Odelia Elhanani
“Scent of a secret”
Curator: Dana Gillerman
Opening: Thursday, March 31, 2016, at the Zaritsky Artists’ House, Tel Aviv, 8 p.m.
Odelia Elhanani’s solo exhibition “Scent of a secret” at the Zaritsky Artists’ House, Tel Aviv, conducts a critical cultural dialogue with the Sod laundry powder’s advertising slogan.
The more we think about the slogan, the more we begin to sense discomfort. What “secret” (sod in Hebrew) is the scent supposed to conceal?
The centerpiece of the exhibition is a huge tapestry embroidered over several months by the artist in collaboration with a group of Bedouin women from the village of Lakiya in southern Israel.

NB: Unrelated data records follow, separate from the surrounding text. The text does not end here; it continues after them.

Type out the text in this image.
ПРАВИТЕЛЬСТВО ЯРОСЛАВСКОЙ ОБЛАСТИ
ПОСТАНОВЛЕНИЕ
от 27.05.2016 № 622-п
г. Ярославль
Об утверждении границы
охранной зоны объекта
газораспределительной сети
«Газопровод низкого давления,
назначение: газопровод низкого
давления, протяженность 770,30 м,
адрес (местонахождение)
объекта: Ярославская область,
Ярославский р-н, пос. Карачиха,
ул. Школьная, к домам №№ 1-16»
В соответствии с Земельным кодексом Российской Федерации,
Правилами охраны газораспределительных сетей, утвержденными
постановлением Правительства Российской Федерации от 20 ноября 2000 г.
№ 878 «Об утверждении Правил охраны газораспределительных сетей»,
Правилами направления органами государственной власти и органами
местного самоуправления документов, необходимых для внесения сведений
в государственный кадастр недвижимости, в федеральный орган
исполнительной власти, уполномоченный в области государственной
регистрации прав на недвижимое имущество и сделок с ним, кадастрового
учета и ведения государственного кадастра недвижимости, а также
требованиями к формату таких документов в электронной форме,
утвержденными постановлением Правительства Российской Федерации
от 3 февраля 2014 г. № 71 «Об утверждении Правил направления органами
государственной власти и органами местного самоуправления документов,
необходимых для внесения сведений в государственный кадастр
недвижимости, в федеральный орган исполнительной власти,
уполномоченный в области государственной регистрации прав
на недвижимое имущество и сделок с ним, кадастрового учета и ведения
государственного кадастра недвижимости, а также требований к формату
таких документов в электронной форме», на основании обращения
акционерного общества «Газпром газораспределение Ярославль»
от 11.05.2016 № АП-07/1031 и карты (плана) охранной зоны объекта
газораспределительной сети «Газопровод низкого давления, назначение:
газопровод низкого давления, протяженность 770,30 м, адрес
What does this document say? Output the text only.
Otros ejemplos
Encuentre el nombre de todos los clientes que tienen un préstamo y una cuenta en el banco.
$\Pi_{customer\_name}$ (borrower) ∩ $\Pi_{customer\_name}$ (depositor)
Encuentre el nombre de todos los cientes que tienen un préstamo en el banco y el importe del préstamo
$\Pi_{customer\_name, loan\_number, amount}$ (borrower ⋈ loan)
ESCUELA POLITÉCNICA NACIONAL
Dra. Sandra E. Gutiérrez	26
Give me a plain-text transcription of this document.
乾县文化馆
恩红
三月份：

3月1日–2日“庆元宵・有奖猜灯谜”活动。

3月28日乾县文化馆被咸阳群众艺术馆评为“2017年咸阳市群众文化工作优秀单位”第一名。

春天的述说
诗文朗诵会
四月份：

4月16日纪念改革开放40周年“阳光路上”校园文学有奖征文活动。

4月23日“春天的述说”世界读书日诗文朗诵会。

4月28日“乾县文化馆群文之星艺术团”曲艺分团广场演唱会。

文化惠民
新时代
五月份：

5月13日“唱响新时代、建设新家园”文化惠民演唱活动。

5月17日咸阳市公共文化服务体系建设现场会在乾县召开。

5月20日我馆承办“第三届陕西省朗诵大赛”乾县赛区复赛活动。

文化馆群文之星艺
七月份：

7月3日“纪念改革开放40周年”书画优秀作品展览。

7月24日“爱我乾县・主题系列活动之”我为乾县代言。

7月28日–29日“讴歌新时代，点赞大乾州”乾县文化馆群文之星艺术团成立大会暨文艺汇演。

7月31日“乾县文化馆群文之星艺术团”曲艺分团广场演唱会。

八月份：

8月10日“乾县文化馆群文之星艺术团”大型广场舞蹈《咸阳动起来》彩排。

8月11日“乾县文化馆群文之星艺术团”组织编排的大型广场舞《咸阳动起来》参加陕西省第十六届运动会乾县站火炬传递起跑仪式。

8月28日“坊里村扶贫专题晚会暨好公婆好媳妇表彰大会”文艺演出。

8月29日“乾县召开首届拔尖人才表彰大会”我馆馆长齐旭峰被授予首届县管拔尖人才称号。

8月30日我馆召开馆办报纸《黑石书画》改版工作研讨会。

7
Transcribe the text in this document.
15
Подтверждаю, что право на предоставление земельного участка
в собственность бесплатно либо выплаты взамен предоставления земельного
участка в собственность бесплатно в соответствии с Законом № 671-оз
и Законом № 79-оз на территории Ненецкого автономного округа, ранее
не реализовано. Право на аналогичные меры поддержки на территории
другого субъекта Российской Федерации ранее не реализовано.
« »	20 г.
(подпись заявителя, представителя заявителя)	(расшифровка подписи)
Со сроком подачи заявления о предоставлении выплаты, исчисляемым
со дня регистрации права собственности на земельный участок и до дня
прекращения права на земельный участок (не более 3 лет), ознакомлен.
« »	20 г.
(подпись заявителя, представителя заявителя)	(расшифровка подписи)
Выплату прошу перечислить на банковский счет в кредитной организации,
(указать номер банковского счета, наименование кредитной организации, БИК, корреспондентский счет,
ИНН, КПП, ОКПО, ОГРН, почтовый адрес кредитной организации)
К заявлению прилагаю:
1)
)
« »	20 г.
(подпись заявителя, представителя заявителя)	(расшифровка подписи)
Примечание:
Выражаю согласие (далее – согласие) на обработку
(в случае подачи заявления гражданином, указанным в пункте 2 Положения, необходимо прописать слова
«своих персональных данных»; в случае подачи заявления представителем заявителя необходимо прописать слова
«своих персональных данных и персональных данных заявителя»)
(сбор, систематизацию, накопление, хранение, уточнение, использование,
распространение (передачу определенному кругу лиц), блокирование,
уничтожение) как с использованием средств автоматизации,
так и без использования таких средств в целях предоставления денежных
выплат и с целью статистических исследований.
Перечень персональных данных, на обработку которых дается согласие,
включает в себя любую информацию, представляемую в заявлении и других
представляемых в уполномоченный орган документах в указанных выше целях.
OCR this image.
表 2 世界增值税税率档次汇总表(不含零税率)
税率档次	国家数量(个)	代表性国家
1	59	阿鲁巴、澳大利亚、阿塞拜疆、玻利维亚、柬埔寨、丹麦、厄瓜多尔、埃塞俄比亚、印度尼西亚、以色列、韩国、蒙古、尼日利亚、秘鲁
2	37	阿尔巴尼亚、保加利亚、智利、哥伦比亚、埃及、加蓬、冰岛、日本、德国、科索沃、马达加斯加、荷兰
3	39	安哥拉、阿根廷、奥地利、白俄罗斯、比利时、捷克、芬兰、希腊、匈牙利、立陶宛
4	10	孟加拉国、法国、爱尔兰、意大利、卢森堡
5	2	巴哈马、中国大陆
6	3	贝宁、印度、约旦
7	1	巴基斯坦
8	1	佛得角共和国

The image inspiring the tapestry is a combination of the well-known painting The Gleaners (1857) by Jean-François Millet, with contemporary touristic photographs of women in India. The Indian laundresses, the embroiderers from Lakiya and the linens scattered over the gallery floor belong to women who have divested themselves of the “secret.” At the center is the river, its beginning embroidered on the tapestry, its continuation in the stream of laundry twisting along the floor of the gallery space. The past flows into the present as the painting merges with the photograph, blending East and West. The image moves between high, “masculine” painting and women’s manual labor. All of the above are washed in the waters of the stream enveloping the viewer in a strong scent – the clear, pure odor of laundry powder. This is the history of art, the history of laundresses and of embroiderers, and of women in general.